An ongoing Phase I clinical trial at the National Cancer Institute (NCI) reports that 11 of 16 patients with chemotherapy-resistant hairy cell leukemia (HCL), an uncommon form of B-cell cancer, had complete remissions lasting up to 18 months, most without major side effects, when treated with a new immunotoxin-based drug. The Phase I trial was presented at a minisymposium during the American Association for Cancer Research's annual meeting in
New Orleans, 24-28 March 2001. The unusually high response rates lead researchers to have high hopes for the use of this drug in HCL, and possibly in other patients.
"Phase I clinical trial response rates are usually very low," said Robert Kreitman, M.D., the lead investigator. "If the Phase I results can be reproduced in a Phase II trial, we may be able to proceed to applying for FDA (Food and Drug Administration) approval." The Phase I trial has been extended to include more patients and Kreitman and his colleagues are already planning a Phase II clinical trial for this drug that will include centers across the country.
The drug, a recombinant immunotoxin, is one of several new agents that have been developed in the Laboratory of Molecular Biology by Ira Pastan, M.D., David Fitzgerald, Ph.D.,
Kreitman, and colleagues. The immunotoxins are designed to link cell-killing toxins to antibodies, biologically active molecules that guide the toxin to the cancer cell like a bomb in a missile. This immunotoxin, BL22, is created by cloning portions of antibodies to portions of a toxin excreted by the bacteria Pseudomonas. "Recombinant DNA techniques allow cloning part of the antibody and part of the toxin to make a smaller recombinant immunotoxin that gets into the tumor faster and reduces the toxicity to the body," explained Kreitman.
The antibody portion of BL22 specifically binds to the CD22 receptor, which is found in abundance on the surface of many types of leukemia cells. CD22 is also found, in lower amounts, on the surface of normal B cells. Therefore, it seems likely that BL22 would bind to and destroy both leukemic cells and normal B cells. Because stem cells–the progenitors of normal B cells–do not have CD22, any B cells lost in the short-term treatment should be replaced by the patient's untouched stem cells. And, in fact, Kreitman and his colleagues did not detect a decrease in normal B cells of patients.

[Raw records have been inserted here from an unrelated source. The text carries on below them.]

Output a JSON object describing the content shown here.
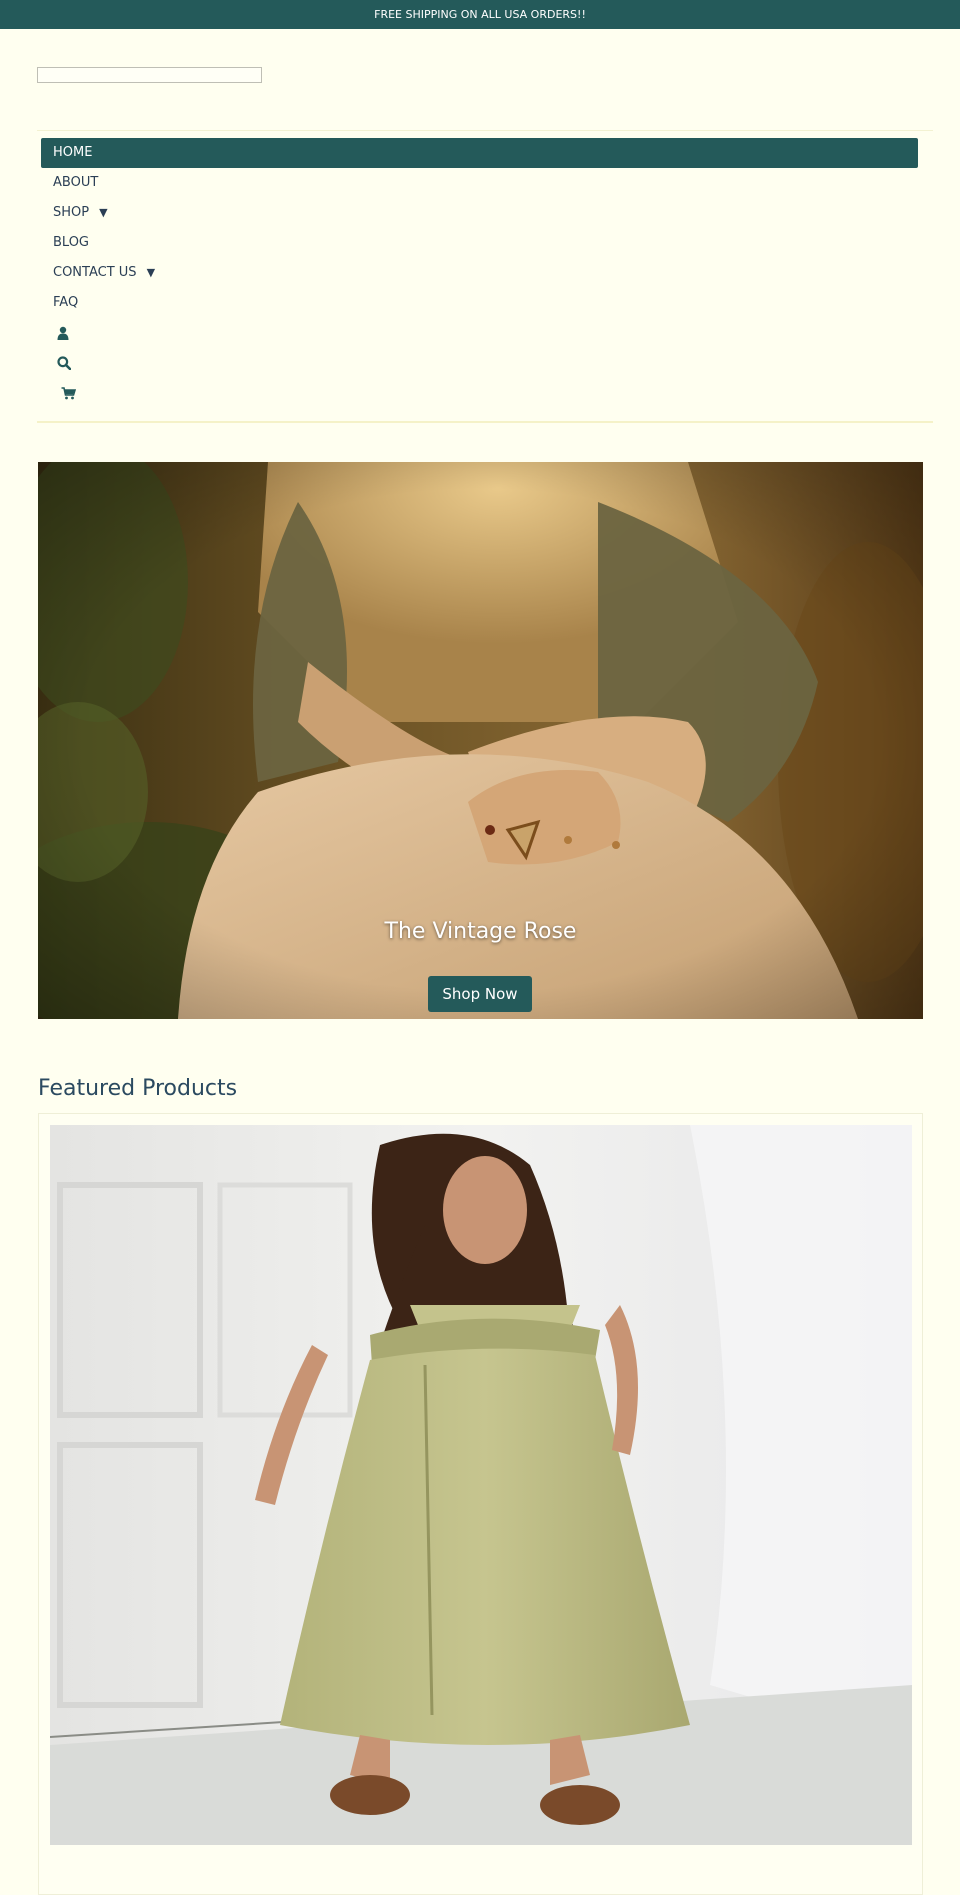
{
  "announcement": "FREE SHIPPING ON ALL USA ORDERS!!",
  "nav": {
    "home": "HOME",
    "about": "ABOUT",
    "shop": "SHOP",
    "blog": "BLOG",
    "contact": "CONTACT US",
    "faq": "FAQ",
    "caret": "▼",
    "account_icon": "user-icon",
    "search_icon": "search-icon",
    "cart_icon": "cart-icon"
  },
  "hero": {
    "title": "The Vintage Rose",
    "button": "Shop Now"
  },
  "featured": {
    "title": "Featured Products"
  },
  "colors": {
    "accent": "#245a5a",
    "background": "#fffff0",
    "text": "#2b3f55"
  }
}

Kreitman added, "Malignant stem cells– the progenitors of the leukemic cells--may be CD22-positive as well and be lost, too. But only further follow-up will determine if this is correct." Therefore, it is thought that this treatment may not only clear the body of malignant circulating cells but may remove the source of the cells, the malignant stem cells.
The most serious side effect of BL22 immunotoxin treatment was a decrease in platelet and red blood cell counts. This decrease suggests clotting and breaking up of red blood cells in the kidney, which can cause kidney failure. However, both patients experiencing the side effect completely recovered and had complete remissions of HCL. Taking the drug with large quantities of fluid, investigators hope, will make the drug more safe. They plan to test that theory during the extended Phase I trial.
It is possible that the BL22 immunotoxin will prove to be useful in treating more than just hairy cell leukemia. The Phase I trial includes patients with other types of leukemia and, while Kreitman and his colleagues saw the most dramatic response in HCL, a significant benefit was seen in the other types, including chronic lymphocytic leukemia. These leads are being followed up by the researchers. "The hairy cell leukemia cells have more CD22 receptors and therefore respond faster and more thoroughly than the other cancers being investigated," Kreitman explained.